The morning after announcing that it was exploring the sale of the consumer assets in its Professional/Trade segment, John Wiley reported that sales in the P/T category fell 6% in the third quarter ended January 31 (5% excluding foreign currency exchange) with declines in the consumer and business lines the major factors in the drop. Sales in both categories fell by 10%. For the entire company, revenue rose 1% in the quarter, to $451.1 million, while net income increased 38%, to $62.9 million.

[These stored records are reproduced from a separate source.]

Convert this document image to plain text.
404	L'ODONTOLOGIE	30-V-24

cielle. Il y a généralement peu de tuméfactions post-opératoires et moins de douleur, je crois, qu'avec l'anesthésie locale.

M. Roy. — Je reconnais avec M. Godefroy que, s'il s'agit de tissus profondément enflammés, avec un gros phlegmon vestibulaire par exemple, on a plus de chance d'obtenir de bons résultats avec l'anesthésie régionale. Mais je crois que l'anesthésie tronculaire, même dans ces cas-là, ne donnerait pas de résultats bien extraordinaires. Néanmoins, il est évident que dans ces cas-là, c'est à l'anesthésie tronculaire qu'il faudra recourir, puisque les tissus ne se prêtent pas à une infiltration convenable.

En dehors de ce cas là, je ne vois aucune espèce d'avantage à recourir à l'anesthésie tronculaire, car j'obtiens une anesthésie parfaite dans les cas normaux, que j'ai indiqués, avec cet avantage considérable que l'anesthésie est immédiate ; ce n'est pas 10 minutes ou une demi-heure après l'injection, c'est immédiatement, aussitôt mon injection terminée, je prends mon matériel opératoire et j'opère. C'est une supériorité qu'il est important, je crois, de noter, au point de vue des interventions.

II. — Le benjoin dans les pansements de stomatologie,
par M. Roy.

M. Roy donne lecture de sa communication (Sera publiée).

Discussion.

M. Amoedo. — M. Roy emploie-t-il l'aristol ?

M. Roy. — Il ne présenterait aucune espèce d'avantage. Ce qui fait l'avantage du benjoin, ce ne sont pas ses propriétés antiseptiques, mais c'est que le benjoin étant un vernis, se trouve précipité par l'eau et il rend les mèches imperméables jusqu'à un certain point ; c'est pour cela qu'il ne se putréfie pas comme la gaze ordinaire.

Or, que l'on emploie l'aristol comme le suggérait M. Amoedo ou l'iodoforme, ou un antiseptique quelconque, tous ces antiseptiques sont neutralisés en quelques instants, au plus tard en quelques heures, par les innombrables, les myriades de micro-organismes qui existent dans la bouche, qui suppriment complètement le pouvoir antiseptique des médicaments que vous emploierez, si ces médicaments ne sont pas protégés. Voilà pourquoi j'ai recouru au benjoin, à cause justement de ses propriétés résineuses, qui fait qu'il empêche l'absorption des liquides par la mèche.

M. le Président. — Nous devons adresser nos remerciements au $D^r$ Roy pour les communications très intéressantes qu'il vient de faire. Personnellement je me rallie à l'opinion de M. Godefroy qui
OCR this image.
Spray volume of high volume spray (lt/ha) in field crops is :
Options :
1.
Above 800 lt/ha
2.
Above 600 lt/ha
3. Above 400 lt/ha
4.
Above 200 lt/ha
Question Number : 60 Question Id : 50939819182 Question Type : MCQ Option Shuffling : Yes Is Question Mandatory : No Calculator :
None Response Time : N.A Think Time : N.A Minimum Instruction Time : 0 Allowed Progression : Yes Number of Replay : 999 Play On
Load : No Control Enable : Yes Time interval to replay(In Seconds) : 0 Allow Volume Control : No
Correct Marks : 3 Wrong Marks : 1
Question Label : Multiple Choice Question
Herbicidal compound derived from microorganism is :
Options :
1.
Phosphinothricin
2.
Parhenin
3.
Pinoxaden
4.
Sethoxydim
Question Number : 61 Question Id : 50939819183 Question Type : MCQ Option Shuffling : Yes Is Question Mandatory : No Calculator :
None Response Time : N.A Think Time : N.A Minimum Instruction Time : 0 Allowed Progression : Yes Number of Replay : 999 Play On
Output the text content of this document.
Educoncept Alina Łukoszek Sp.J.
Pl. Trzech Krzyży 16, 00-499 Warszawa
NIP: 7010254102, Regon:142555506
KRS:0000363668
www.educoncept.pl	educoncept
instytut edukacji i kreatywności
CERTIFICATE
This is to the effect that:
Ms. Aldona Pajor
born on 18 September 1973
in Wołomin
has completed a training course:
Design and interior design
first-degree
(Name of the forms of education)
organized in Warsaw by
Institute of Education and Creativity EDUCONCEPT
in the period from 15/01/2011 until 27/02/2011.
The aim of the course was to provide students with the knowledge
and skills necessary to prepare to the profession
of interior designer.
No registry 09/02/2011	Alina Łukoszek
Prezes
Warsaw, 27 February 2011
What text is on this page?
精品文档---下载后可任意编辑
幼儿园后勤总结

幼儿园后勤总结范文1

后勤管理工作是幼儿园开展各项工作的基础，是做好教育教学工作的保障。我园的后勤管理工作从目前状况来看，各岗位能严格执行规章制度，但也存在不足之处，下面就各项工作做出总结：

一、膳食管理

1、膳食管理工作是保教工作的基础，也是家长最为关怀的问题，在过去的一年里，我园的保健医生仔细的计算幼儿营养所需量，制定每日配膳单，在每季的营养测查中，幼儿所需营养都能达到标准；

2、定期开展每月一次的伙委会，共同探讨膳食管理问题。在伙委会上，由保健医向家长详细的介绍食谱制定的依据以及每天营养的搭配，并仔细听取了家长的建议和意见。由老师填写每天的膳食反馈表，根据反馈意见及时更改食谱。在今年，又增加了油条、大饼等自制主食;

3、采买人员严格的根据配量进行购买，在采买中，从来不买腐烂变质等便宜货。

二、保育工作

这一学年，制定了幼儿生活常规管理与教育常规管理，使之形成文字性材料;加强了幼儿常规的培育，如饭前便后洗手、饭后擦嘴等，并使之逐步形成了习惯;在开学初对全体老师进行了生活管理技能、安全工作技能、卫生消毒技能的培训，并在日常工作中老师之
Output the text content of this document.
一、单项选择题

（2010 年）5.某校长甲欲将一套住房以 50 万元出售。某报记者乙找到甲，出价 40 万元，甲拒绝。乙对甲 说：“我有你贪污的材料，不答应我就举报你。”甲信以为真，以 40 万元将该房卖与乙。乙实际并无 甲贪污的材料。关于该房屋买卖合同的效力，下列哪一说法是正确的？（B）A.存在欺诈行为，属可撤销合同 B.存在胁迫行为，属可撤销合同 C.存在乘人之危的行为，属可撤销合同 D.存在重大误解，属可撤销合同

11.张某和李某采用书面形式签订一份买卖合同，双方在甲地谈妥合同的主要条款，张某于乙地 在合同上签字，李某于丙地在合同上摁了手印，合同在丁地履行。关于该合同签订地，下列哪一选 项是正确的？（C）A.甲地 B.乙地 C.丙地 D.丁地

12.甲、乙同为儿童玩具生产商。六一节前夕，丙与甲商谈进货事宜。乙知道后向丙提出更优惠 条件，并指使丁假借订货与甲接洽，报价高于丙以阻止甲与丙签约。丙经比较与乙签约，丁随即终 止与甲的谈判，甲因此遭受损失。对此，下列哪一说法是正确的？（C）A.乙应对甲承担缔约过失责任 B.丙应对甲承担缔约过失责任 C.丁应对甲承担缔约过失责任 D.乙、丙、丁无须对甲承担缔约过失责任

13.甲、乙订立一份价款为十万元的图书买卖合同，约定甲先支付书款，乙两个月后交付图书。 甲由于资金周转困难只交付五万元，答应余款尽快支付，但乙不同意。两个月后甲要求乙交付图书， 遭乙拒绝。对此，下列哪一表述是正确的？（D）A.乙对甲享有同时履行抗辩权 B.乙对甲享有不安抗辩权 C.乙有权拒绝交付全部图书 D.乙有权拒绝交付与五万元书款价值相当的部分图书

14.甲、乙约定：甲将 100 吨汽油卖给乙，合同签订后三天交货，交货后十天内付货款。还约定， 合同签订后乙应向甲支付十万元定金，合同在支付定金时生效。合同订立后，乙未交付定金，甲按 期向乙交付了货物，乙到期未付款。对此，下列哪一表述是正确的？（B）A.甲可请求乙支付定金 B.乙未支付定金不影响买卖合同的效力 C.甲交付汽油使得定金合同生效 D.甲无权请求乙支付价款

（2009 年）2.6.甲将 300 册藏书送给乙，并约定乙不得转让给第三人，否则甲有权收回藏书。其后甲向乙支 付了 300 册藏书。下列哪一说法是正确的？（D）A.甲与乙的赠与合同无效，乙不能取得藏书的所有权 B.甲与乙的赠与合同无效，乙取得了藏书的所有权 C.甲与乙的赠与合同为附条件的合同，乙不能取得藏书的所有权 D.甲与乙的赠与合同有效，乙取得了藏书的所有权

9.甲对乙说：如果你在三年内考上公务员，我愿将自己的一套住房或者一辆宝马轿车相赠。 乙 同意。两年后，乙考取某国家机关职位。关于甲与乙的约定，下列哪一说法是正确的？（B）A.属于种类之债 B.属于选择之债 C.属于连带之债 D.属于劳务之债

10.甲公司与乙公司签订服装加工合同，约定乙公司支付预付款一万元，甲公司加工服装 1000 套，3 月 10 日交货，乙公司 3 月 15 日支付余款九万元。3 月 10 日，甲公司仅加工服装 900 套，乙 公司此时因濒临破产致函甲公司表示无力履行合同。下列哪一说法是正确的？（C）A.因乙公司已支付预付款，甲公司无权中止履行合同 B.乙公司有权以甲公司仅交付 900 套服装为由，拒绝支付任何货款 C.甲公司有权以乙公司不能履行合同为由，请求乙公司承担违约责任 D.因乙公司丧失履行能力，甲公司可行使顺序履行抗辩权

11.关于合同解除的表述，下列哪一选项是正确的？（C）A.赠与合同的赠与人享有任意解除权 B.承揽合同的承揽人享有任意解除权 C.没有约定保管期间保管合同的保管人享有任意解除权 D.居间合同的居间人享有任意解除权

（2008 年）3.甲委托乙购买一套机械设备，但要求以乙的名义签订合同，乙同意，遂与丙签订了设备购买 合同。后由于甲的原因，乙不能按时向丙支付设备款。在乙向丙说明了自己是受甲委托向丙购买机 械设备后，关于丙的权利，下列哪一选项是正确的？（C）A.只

Within the P/T segment, Wiley said that the decline in consumer sales was due largely to the collapse of Borders with sales in cooking, travel and business particularly soft. Sales in the technology segment rose 2%, and increased 7% in professional education and 4% in psychology. Architecture sales fell 3%. E-book revenue doubled to $9 million. Wiley noted that the recently acquired Inscape Holdings will become part of P/T.

During the quarter Wiley released several enhanced e-books, including Bloomberg Visual Guide to Municipal Bonds and Bloomberg Visual Guide to Candelstick Consulting.

In its other segments, Wiley said revenue in the Scientific/Technical/Medical/Scholarly group rose 3%, to $245.5 million where higher journal subscription revenue, digital book and reference sales and advertising were partially offset by lower journal reprint revenue. Global education sales rose 2%, to $97.7 million. Non-traditional and digital revenue actually fell in the quarter, dropping 3% due to what Wiley said was a decline in for-profit college enrollment which led to lower WileyPlus sales. Revenue in North America was up 4%, but down internationally.

For the nine month period, total sales were up 2%, to $1.32 billion, and net income rose 15%, to $164.5 million. The company said that based on results for the first nine months it still expects revenue for the fiscal year to grow in the low single-digit range, excluding foreign exchange (FX) and earnings per share to be between $3.15 to $3.20, including FX and excluding the unusual tax benefits.”